Que s’est-il passé en réalité ? Rien moins que la réalisation de ce qu’on attendait depuis des siècles.
« Ah, si tu déchirais les cieux et si tu descendais », s’écriait le prophète Isaïe. Le ciel s’ouvre enfin, et l’Esprit Saint sous la forme d’une colombe descend sur Jésus.
Élie dans le désert avait perçu l’Esprit comme un souffle imperceptible, une brise légère. La force de Dieu se manifeste sur la personne de Jésus dans la plus grande douceur, dans la fragilité d’un battement d’aile.
Au Jourdain, les témoins entendent une voix au plus profond d’eux-mêmes. C’est une parole qu’ils connaissent bien. Le verset du psaume 2 leur revient en mémoire : « c’est toi mon Fils bien-aimé, en toi je trouve ma joie ».
Les premiers disciples présents reconnaissent en Jésus celui que Jean Baptiste avait annoncé. C’est bien lui, l’envoyé de Dieu qui va sauver le peuple de ses péchés. Personne n’aurait imaginé que Dieu se manifesterait ainsi du milieu des hommes. C’est bien là tout le mystère, et tout le paradoxe, qui est d’une redoutable actualité.
En effet, que représente Jésus Christ pour la plupart de nos contemporains ? Avons-nous encore besoin d’un Sauveur ? Et pour nous sauver de quoi ?

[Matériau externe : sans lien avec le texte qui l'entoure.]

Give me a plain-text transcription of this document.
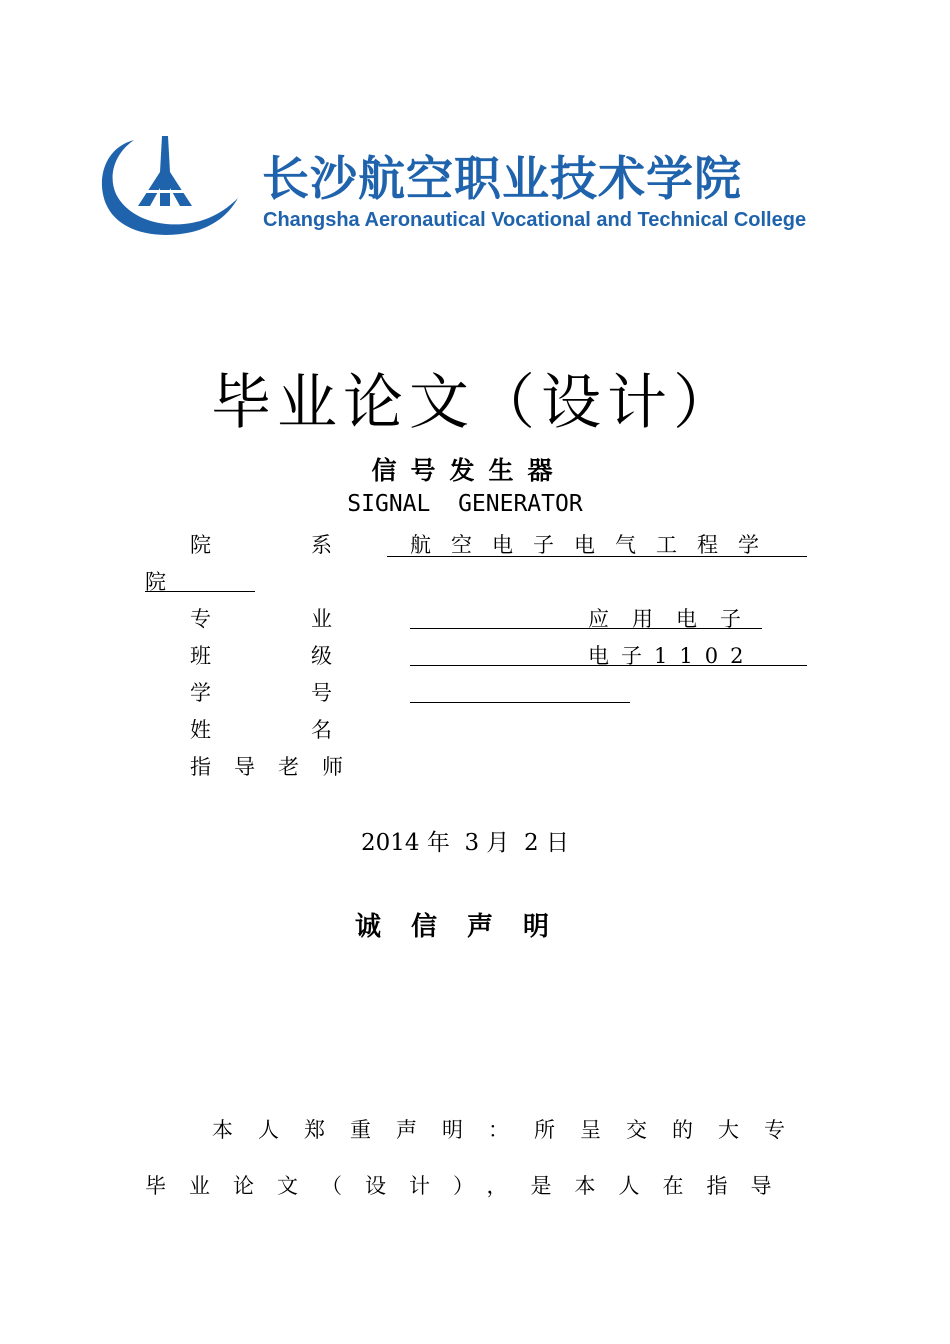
长沙航空职业技术学院
Changsha Aeronautical Vocational and Technical College
毕业论文（设计）
信号发生器
SIGNAL  GENERATOR
院系
航空电子电气工程学
院
专业	应用电子
班级	电子1102
学号
姓名
指导老师
2014 年  3 月  2 日
诚信声明
本人郑重声明：所呈交的大专
毕业论文（设计），是本人在指导
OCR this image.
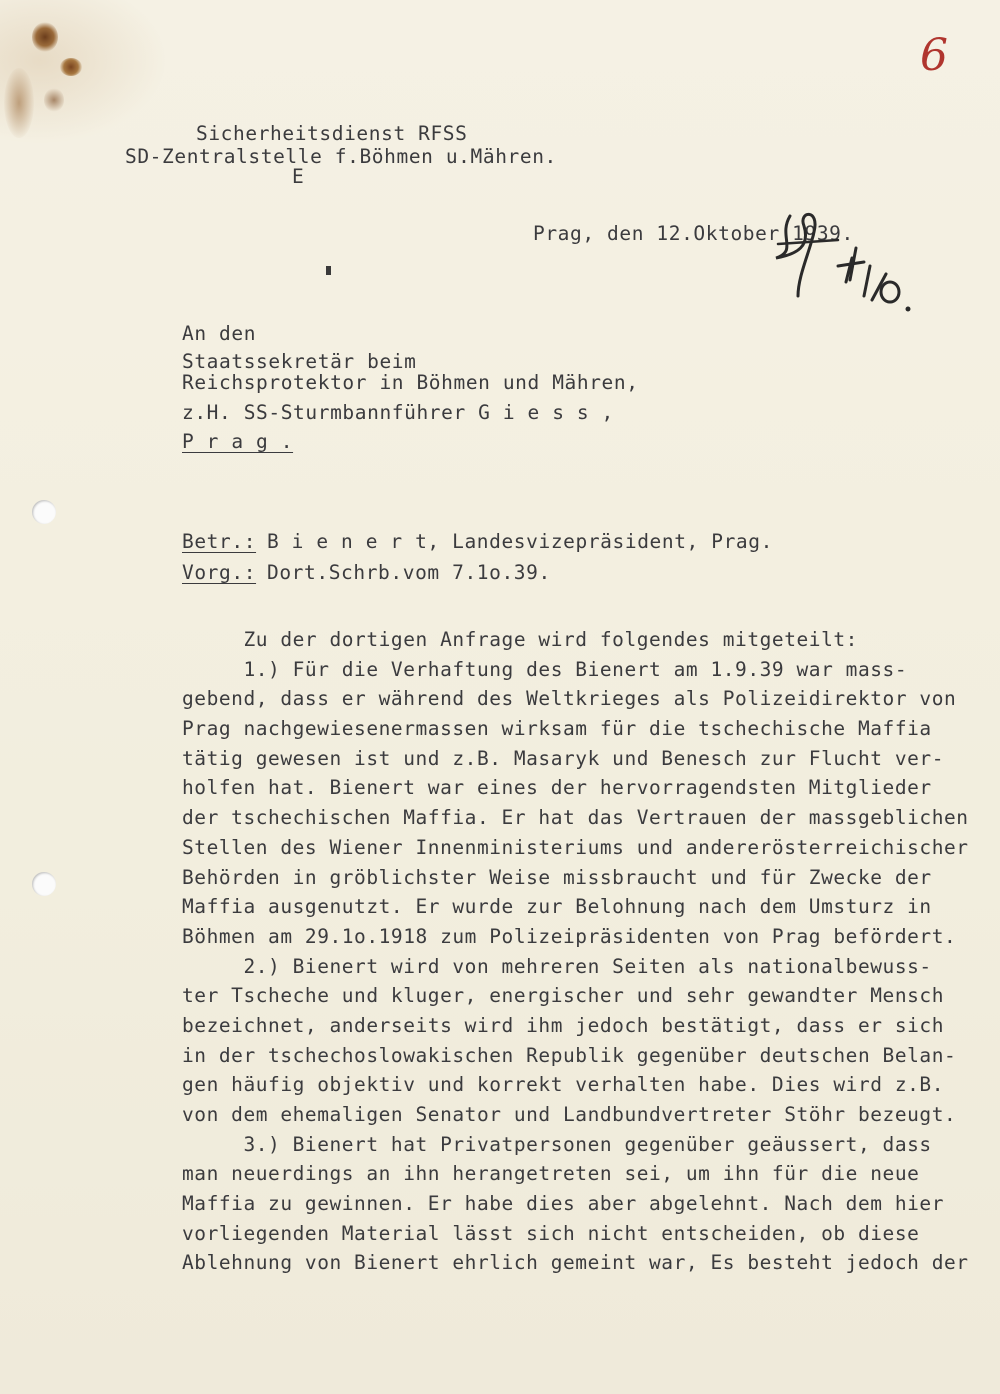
6

Sicherheitsdienst RFSS

SD-Zentralstelle f.Böhmen u.Mähren.

E

Prag, den 12.Oktober 1939.

An den

Staatssekretär beim

Reichsprotektor in Böhmen und Mähren,

z.H. SS-Sturmbannführer G i e s s ,

P r a g .

Betr.: B i e n e r t, Landesvizepräsident, Prag.

Vorg.: Dort.Schrb.vom 7.1o.39.

Zu der dortigen Anfrage wird folgendes mitgeteilt:
1.) Für die Verhaftung des Bienert am 1.9.39 war mass-
gebend, dass er während des Weltkrieges als Polizeidirektor von
Prag nachgewiesenermassen wirksam für die tschechische Maffia
tätig gewesen ist und z.B. Masaryk und Benesch zur Flucht ver-
holfen hat. Bienert war eines der hervorragendsten Mitglieder
der tschechischen Maffia. Er hat das Vertrauen der massgeblichen
Stellen des Wiener Innenministeriums und andererösterreichischer
Behörden in gröblichster Weise missbraucht und für Zwecke der
Maffia ausgenutzt. Er wurde zur Belohnung nach dem Umsturz in
Böhmen am 29.1o.1918 zum Polizeipräsidenten von Prag befördert.
2.) Bienert wird von mehreren Seiten als nationalbewuss-
ter Tscheche und kluger, energischer und sehr gewandter Mensch
bezeichnet, anderseits wird ihm jedoch bestätigt, dass er sich
in der tschechoslowakischen Republik gegenüber deutschen Belan-
gen häufig objektiv und korrekt verhalten habe. Dies wird z.B.
von dem ehemaligen Senator und Landbundvertreter Stöhr bezeugt.
3.) Bienert hat Privatpersonen gegenüber geäussert, dass
man neuerdings an ihn herangetreten sei, um ihn für die neue
Maffia zu gewinnen. Er habe dies aber abgelehnt. Nach dem hier
vorliegenden Material lässt sich nicht entscheiden, ob diese
Ablehnung von Bienert ehrlich gemeint war, Es besteht jedoch der
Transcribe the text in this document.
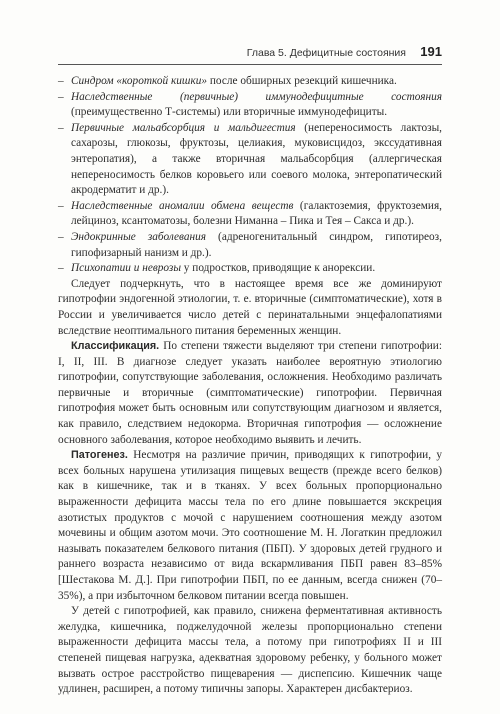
Глава 5. Дефицитные состояния 191

– Синдром «короткой кишки» после обширных резекций кишечника.

– Наследственные (первичные) иммунодефицитные состояния (преимущественно Т-системы) или вторичные иммунодефициты.

– Первичные мальабсорбция и мальдигестия (непереносимость лактозы, сахарозы, глюкозы, фруктозы, целиакия, муковисцидоз, экссудативная энтеропатия), а также вторичная мальабсорбция (аллергическая непереносимость белков коровьего или соевого молока, энтеропатический акродерматит и др.).

– Наследственные аномалии обмена веществ (галактоземия, фруктоземия, лейциноз, ксантоматозы, болезни Ниманна – Пика и Тея – Сакса и др.).

– Эндокринные заболевания (адреногенитальный синдром, гипотиреоз, гипофизарный нанизм и др.).

– Психопатии и неврозы у подростков, приводящие к анорексии.

Следует подчеркнуть, что в настоящее время все же доминируют гипотрофии эндогенной этиологии, т. е. вторичные (симптоматические), хотя в России и увеличивается число детей с перинатальными энцефалопатиями вследствие неоптимального питания беременных женщин.

Классификация. По степени тяжести выделяют три степени гипотрофии: I, II, III. В диагнозе следует указать наиболее вероятную этиологию гипотрофии, сопутствующие заболевания, осложнения. Необходимо различать первичные и вторичные (симптоматические) гипотрофии. Первичная гипотрофия может быть основным или сопутствующим диагнозом и является, как правило, следствием недокорма. Вторичная гипотрофия — осложнение основного заболевания, которое необходимо выявить и лечить.

Патогенез. Несмотря на различие причин, приводящих к гипотрофии, у всех больных нарушена утилизация пищевых веществ (прежде всего белков) как в кишечнике, так и в тканях. У всех больных пропорционально выраженности дефицита массы тела по его длине повышается экскреция азотистых продуктов с мочой с нарушением соотношения между азотом мочевины и общим азотом мочи. Это соотношение М. Н. Логаткин предложил называть показателем белкового питания (ПБП). У здоровых детей грудного и раннего возраста независимо от вида вскармливания ПБП равен 83–85% [Шестакова М. Д.]. При гипотрофии ПБП, по ее данным, всегда снижен (70–35%), а при избыточном белковом питании всегда повышен.

У детей с гипотрофией, как правило, снижена ферментативная активность желудка, кишечника, поджелудочной железы пропорционально степени выраженности дефицита массы тела, а потому при гипотрофиях II и III степеней пищевая нагрузка, адекватная здоровому ребенку, у больного может вызвать острое расстройство пищеварения — диспепсию. Кишечник чаще удлинен, расширен, а потому типичны запоры. Характерен дисбактериоз.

Notre Dieu aurait pu se manifester d’une manière retentissante, par un phénomène cosmique visible de tous, qui se serait imposé à tous, et tout serait réglé. Au contraire, il a choisi d’emprunter un long chemin, dans la durée, dans l’épaisseur du temps. Il est né dans notre humanité là où on ne l’attendait pas, dans un monde agité, perturbé. Mais il a suscité une attente, une soif, un désir dans le cœur de quelques-uns.
Ceux qui ont suivi Jésus ont donc entrepris un cheminement intérieur qui ne s’est jamais arrêté. A la lumière de ses enseignements, à la vue des signes qu’il accomplit, ils ont compris trois choses :
1) Le monde dans lequel nous vivons ne comble pas nos attentes les plus profondes, notre soif de vie. Il ignore Dieu et nous incite à jouir des biens immédiats qui laissent insatisfaits.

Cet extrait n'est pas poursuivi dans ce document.